La semaine dernière, un sondage effectué par la firme Environics plaçait les conservateurs et le NPD à égalité dans l'ensemble du Canada. La possibilité que le Canada soit gouverné pour la première fois par un parti social-démocrate est certainement de nature à rendre la souveraineté moins nécessaire dans l'esprit de plusieurs. Dirigé par M. Mulcair, le NPD devrait également perdre beaucoup de son étrangeté aux yeux des Québécois.
Le nouveau chef du NPD a assuré hier qu'il avait rétabli de bonnes relations avec Jean Charest depuis leur tumultueux divorce, mais il a la mémoire longue. De toute manière, c'est avec le PQ qu'il risque d'avoir affaire si jamais il devient premier ministre.
Au sein du NPD, M. Mulcair s'est fait le promoteur d'une extension des dispositions de la Charte de la langue française aux entreprises sous juridiction fédérale sur le territoire québécois, mais l'arrivée au pouvoir d'un gouvernement péquiste créera dans le reste du pays un climat peu propice aux concessions.
L'adoption de la «nouvelle loi 101» promise par Pauline Marois, qui s'étendra au cégep et aux petites entreprises, sans parler du recours à l'abominable clause «nonobstant» pour interdire les écoles passerelles, ne pourra qu'indisposer l'opinion canadienne-anglaise.
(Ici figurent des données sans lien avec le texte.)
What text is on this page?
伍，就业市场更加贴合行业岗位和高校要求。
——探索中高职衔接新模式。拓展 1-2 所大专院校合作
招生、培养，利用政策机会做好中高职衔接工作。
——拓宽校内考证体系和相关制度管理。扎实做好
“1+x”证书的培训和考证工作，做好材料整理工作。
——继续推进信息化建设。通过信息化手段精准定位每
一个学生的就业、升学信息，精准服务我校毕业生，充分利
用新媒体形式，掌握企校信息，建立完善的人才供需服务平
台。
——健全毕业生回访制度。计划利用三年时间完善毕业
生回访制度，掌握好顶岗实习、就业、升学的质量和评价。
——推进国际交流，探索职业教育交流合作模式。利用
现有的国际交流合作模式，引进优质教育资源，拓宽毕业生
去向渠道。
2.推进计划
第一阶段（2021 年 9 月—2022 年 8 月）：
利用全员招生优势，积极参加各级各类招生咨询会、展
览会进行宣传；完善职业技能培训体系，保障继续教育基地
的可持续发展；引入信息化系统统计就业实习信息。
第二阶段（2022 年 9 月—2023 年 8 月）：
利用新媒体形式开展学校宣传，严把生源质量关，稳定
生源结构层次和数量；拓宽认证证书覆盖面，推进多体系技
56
Si la tenue d'un référendum réapparaît à l'ordre du jour, la Déclaration de Sherbrooke, selon laquelle il suffirait d'une majorité de 50 % des voix plus une pour qu'un gouvernement néodémocrate reconnaisse la souveraineté du Québec, sera certainement contestée. D'ailleurs, M. Mulcair lui-même pourrait bien découvrir un nouveau complot.